Appreciating Mary, Mother of Jesus

by Bruce Gilberd

(Based on Luke 2:1-7)

Today we give thanks for the part Mary played in the story of God, bringing new life and redemption into this world, through Jesus, God, and Mary’s son.
I also, this morning, wish to probe what might have been going on in that Nazareth home as Jesus and his siblings grew up there.

Mary, the mother of Jesus, has had a place of honour in the church from the beginning.  In some parts of the church this has taken rather extreme forms – which diminish her humanity.

We are well informed that both Mary and Joseph were descended from David, King of Israel – a flawed, penitent, blessed King and ancestor. 
We read, each Christmas, the birth narrative, which is preceded by the annunciation narrative, and Mary’s consent to God’s purpose for her.  There have been periods in the church’s history when the divinity of Jesus has been so emphasised that his humanity – his weeping, sweating, bleeding humanity – his identification with us – was almost lost. Admittedly, it can be difficult to get to grips with this divinely human brother who is also our “Lord and our God” (as Thomas put it).

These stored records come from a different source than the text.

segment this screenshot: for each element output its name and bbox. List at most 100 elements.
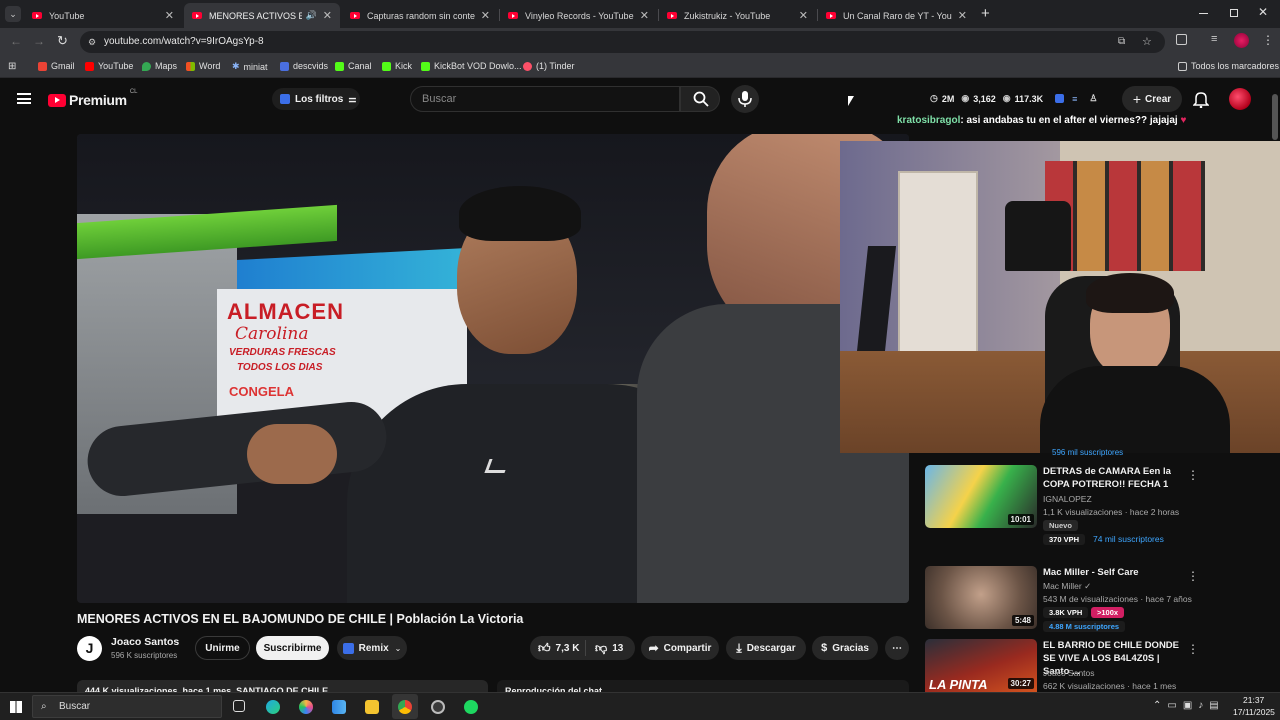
browser-tab[interactable]: Vinyleo Records - YouTube ✕ <box>500 3 657 28</box>
minimize-icon[interactable] <box>1199 13 1208 14</box>
subscribe-button[interactable]: Suscribirme <box>256 636 329 660</box>
close-tab-icon[interactable]: ✕ <box>481 9 490 22</box>
video-title[interactable]: DETRAS de CAMARA Een la COPA POTRERO!! F… <box>1043 465 1183 491</box>
like-button[interactable]: 👍︎ 7,3 K <box>530 640 586 656</box>
bookmark-star-icon[interactable]: ☆ <box>1142 31 1152 53</box>
queue-icon[interactable]: ≡ <box>1072 94 1077 104</box>
filters-button[interactable]: Los filtros ⚌ <box>272 88 360 110</box>
edge-icon[interactable] <box>266 700 280 714</box>
store-icon[interactable] <box>332 700 346 714</box>
search-button[interactable] <box>680 86 720 112</box>
browser-tab[interactable]: Zukistrukiz - YouTube ✕ <box>659 3 816 28</box>
youtube-favicon-icon <box>667 12 677 19</box>
site-info-icon[interactable]: ⚙ <box>88 31 96 53</box>
channel-name[interactable]: Joaco Santos <box>1043 668 1095 678</box>
windows-start-icon[interactable] <box>10 701 22 713</box>
taskbar-search[interactable]: ⌕ Buscar <box>32 695 222 718</box>
new-tab-button[interactable]: + <box>981 5 990 22</box>
bookmark-gmail[interactable]: Gmail <box>38 61 75 71</box>
thanks-button[interactable]: $ Gracias <box>812 636 878 660</box>
speaker-icon[interactable]: 🔊 <box>306 10 317 21</box>
share-button[interactable]: ➦ Compartir <box>641 636 719 660</box>
file-explorer-icon[interactable] <box>365 700 379 714</box>
hamburger-menu-icon[interactable] <box>17 93 31 104</box>
more-actions-icon[interactable]: ⋮ <box>1187 642 1199 656</box>
apps-grid-icon[interactable]: ⊞ <box>8 61 16 72</box>
profile-avatar[interactable] <box>1234 33 1249 48</box>
join-button[interactable]: Unirme <box>195 636 250 660</box>
extension-icon[interactable]: ♙ <box>1089 93 1097 104</box>
tab-title: YouTube <box>49 10 85 21</box>
remix-button[interactable]: Remix ⌄ <box>337 636 407 660</box>
recommended-video[interactable]: 10:01 DETRAS de CAMARA Een la COPA POTRE… <box>925 465 1270 545</box>
filters-label: Los filtros <box>295 93 344 105</box>
recommended-video[interactable]: 5:48 Mac Miller - Self Care Mac Miller ✓… <box>925 566 1270 636</box>
more-actions-icon[interactable]: ⋮ <box>1187 569 1199 583</box>
bookmark-kick[interactable]: Kick <box>382 61 412 71</box>
channel-name[interactable]: Joaco Santos <box>111 636 179 648</box>
forward-icon[interactable]: → <box>33 34 45 48</box>
clock-icon: ◷ <box>930 93 938 103</box>
media-control-icon[interactable]: ≡ <box>1211 33 1217 45</box>
all-bookmarks[interactable]: Todos los marcadores <box>1178 61 1279 71</box>
browser-tab[interactable]: YouTube ✕ <box>24 3 182 28</box>
youtube-logo[interactable]: Premium CL <box>48 89 137 108</box>
close-tab-icon[interactable]: ✕ <box>958 9 967 22</box>
create-button[interactable]: + Crear <box>1122 86 1182 112</box>
close-window-icon[interactable]: ✕ <box>1258 5 1268 19</box>
chrome-alt-icon[interactable] <box>431 700 445 714</box>
notifications-bell-icon[interactable] <box>1193 91 1209 108</box>
account-avatar[interactable] <box>1229 88 1251 110</box>
chrome-icon[interactable] <box>398 700 412 714</box>
bookmark-word[interactable]: Word <box>186 61 220 71</box>
search-input[interactable]: Buscar <box>410 86 680 112</box>
dislike-button[interactable]: 👎︎ 13 <box>586 641 623 656</box>
video-person-center-hair <box>459 186 581 241</box>
browser-menu-icon[interactable]: ⋮ <box>1262 33 1274 47</box>
bookmark-descvids[interactable]: descvids <box>280 61 328 71</box>
install-app-icon[interactable]: ⧉ <box>1118 31 1125 53</box>
scrollbar-thumb[interactable] <box>1272 94 1278 140</box>
bookmark-maps[interactable]: Maps <box>142 61 177 71</box>
bookmark-kickbot[interactable]: KickBot VOD Dowlo... <box>421 61 522 71</box>
bookmarks-bar: ⊞ Gmail YouTube Maps Word ✱ miniat descvi… <box>0 56 1280 78</box>
more-actions-icon[interactable]: ⋮ <box>1187 468 1199 482</box>
spotify-icon[interactable] <box>464 700 478 714</box>
bookmark-label: (1) Tinder <box>536 61 575 71</box>
bookmark-miniat[interactable]: ✱ miniat <box>232 61 268 72</box>
browser-tab[interactable]: Capturas random sin contexto ✕ <box>342 3 498 28</box>
bookmark-canal[interactable]: Canal <box>335 61 372 71</box>
voice-search-button[interactable] <box>731 85 759 113</box>
clock-time[interactable]: 21:37 <box>1243 695 1264 705</box>
bookmark-youtube[interactable]: YouTube <box>85 61 133 71</box>
recommended-video[interactable]: LA PINTA 30:27 EL BARRIO DE CHILE DONDE … <box>925 639 1270 692</box>
copilot-icon[interactable] <box>299 700 313 714</box>
task-view-icon[interactable] <box>233 700 245 712</box>
channel-avatar[interactable]: J <box>77 636 102 661</box>
tab-search-icon[interactable]: ⌄ <box>5 6 21 22</box>
close-tab-icon[interactable]: ✕ <box>165 9 174 22</box>
video-thumbnail[interactable]: LA PINTA 30:27 <box>925 639 1037 692</box>
more-options-button[interactable]: ⋯ <box>885 636 909 660</box>
browser-tab[interactable]: Un Canal Raro de YT - YouTube ✕ <box>818 3 975 28</box>
clock-date[interactable]: 17/11/2025 <box>1233 707 1275 717</box>
close-tab-icon[interactable]: ✕ <box>640 9 649 22</box>
browser-tab-active[interactable]: MENORES ACTIVOS EN EL B 🔊 ✕ <box>184 3 340 28</box>
reload-icon[interactable]: ↻ <box>57 33 68 49</box>
video-title[interactable]: Mac Miller - Self Care <box>1043 566 1183 579</box>
video-player[interactable]: ALMACEN Carolina VERDURAS FRESCAS TODOS … <box>77 134 909 603</box>
video-thumbnail[interactable]: 5:48 <box>925 566 1037 629</box>
url-field[interactable]: ⚙ youtube.com/watch?v=9IrOAgsYp-8 ⧉ ☆ <box>80 31 1165 53</box>
download-button[interactable]: ⤓ Descargar <box>726 636 806 660</box>
close-tab-icon[interactable]: ✕ <box>799 9 808 22</box>
channel-name[interactable]: Mac Miller ✓ <box>1043 581 1091 592</box>
back-icon[interactable]: ← <box>10 34 22 48</box>
system-tray-icons[interactable]: ⌃▭▣♪▤ <box>1153 700 1225 711</box>
filter-logo-icon[interactable] <box>1055 94 1065 103</box>
video-thumbnail[interactable]: 10:01 <box>925 465 1037 528</box>
extensions-icon[interactable] <box>1176 34 1187 45</box>
close-tab-icon[interactable]: ✕ <box>323 9 332 22</box>
channel-name[interactable]: IGNALOPEZ <box>1043 494 1092 504</box>
bookmark-tinder[interactable]: (1) Tinder <box>523 61 575 71</box>
restore-icon[interactable] <box>1230 9 1238 17</box>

We are told his mother, Mary herself, “pondered all these things in her heart”.

Jesus grew up with nurturing parents and younger siblings – attending the local synagogue, and probably a school there.  He watched Joseph, and picked up carpentry.
Then, except for the incident in the Temple as a twelve-year-old, there are eighteen years of silence.  We can assume Jesus was still at home.  Some say he joined the Essene monastic community near the Dead Sea.  The evidence is slight.  So, as many young Jewish men did, he stayed at home, close to his mother – who we give thanks for today.

When Jesus began his ministry at about thirty years of age, it is abundantly evident from his teaching, parables, dialogue and deeds he had used the hidden years being an acute observer, learning from all that was going on around him. He had carefully noted and was deeply aware of:

  • the hypocrisy of many in religious leadership;
  • the brutality that underlay the Pax Romana – the peace of the Roman occupation and empire;
  • the wisdom, depth, ethics and prophecies of the Hebrew scriptures;
  • the minutiae of family and village life;
  • how to run a small carpentry business;
  • the working life of surrounding farms, and nearby fishermen – also wine makers;
  • what goes on behind closed doors between masters and servants;
  • how to listen accurately and question probingly;
  • the side-lining of children and women; of tax gatherers and prostitutes;
  • the burdens of the sick, and the excluded: Samaritans and Gentiles;
  • the changing of the seasons, and the world of nature;
  • the jostling for political and religious power.

Jesus then used all this accumulated knowledge and wisdom in his ministry, enriching those who had ears to hear, and us today.

But even in that hectic three years, his beloved mother was still at his elbow:

  • at the marriage at Cana, broadly hinting he could solve the lack of wine problem;
  • wanting him to join her away from the throng, and rest from the stress.

And Mary was there, probably in her mid-forties, at the foot of the cross, and was taken in to the care of John the apostle, at Jesus’s bidding.

So, thank you, Mary, mother of Jesus, for your loyalty, your obedience, your nurture, your mothering.  Your pain and joy of childbirth, your wondering heart as your boy grew up and grew in stature and wisdom.  Your heartbreak at the cross; and yet joy beyond understanding at his rising.

The lives of these two – human Mary and her divinely human son Jesus – are inextricably bound together.

I want to conclude by inviting you to use your hidden, quiet times, all your times, discerningly, by being as aware as possible, as Jesus was, of what is going on around you, and in you, and:

  • in nature,
  • in relationships,
  • in the local and wider community and their issues,
  • in politics, and in other nations,
  • in local, national and global church life,
  • what is going on? what am I learning …?

Let us be aware, observant, alert – and make our findings the subject of our conversations and prayers and, at times, our actions. We all need to keep equipping ourselves for our life-long ministries.